The mortgage process typically includes getting pre-qualified and/or pre-approved. They are not the same, and in a competitive market, knowing which to get could be the difference between a successful closing and wasted time on the market.
What Does it Mean to be Pre-Qualified?
Being pre-qualified means, a lender has decided you will likely be approved for a loan up to a certain amount, based on your current financial situation.
To get pre-qualified, you simply tell a lender your level of income, assets, and debt. The lender will then take that unverified information and determine how much you will likely be approved for. There are no guarantees you will actually be approved for the same amount.
- No effect on credit score
- No fees
- Helps you estimate what you can afford
- Good for first-time home buyers
While pre-qualification is often the first step of the mortgage process, some sellers will not take you seriously until you’ve been pre-approved.
What Does it Mean to be Pre-Approved?
Being pre-approved means you have actually been approved by a lender for a specific loan amount. When pre-approved, you will receive a letter that states your approved loan amount.
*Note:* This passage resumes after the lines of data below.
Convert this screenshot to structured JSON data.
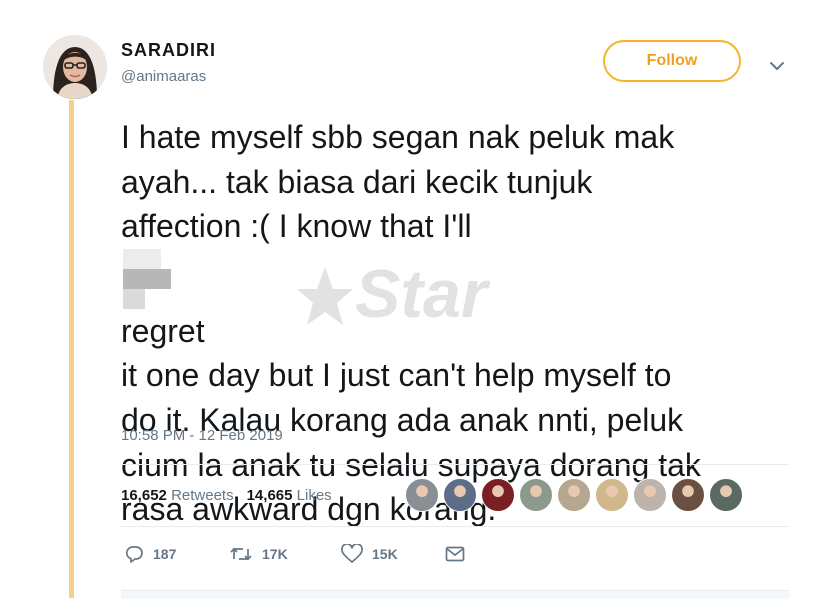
{
  "user": {
    "display_name": "SARADIRI",
    "handle": "@animaaras"
  },
  "follow_button": {
    "label": "Follow"
  },
  "tweet": {
    "lines": [
      "I hate myself sbb segan nak peluk mak",
      "ayah... tak biasa dari kecik tunjuk",
      "affection :( I know that I'll",
      "regret",
      "it one day but I just can't help myself to",
      "do it. Kalau korang ada anak nnti, peluk",
      "cium la anak tu selalu supaya dorang tak",
      "rasa awkward dgn korang."
    ],
    "timestamp": "10:58 PM - 12 Feb 2019"
  },
  "stats": {
    "retweets_count": "16,652",
    "retweets_label": "Retweets",
    "likes_count": "14,665",
    "likes_label": "Likes"
  },
  "likers_colors": [
    "#8a8f96",
    "#5d6c87",
    "#7a1f24",
    "#8c9a8e",
    "#b7a790",
    "#d1b78c",
    "#bdb3aa",
    "#6a5040",
    "#5a6a60"
  ],
  "actions": {
    "reply_count": "187",
    "retweet_count": "17K",
    "like_count": "15K"
  },
  "watermark": {
    "text": "Star"
  },
  "colors": {
    "accent_orange": "#f5b52b",
    "thread_line": "#f5d08c",
    "secondary_text": "#657786"
  }
}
Unlike getting pre-qualified, when getting pre-approved, you provide documented financial information (pay stubs, statements, obligations, credit report, etc.) to be reviewed and verified by the lender.
- No fees
- Gives you negotiation power
- Helps you know exactly what you can afford
- Allows you to close faster
Something to keep in mind is that being pre-approved does not guarantee you a loan. You still have to complete the application, go through the underwriting process, and wait for final approval. But being pre-approved indicates your intent to purchase, so sellers look fondly upon buyers with pre-approval letters.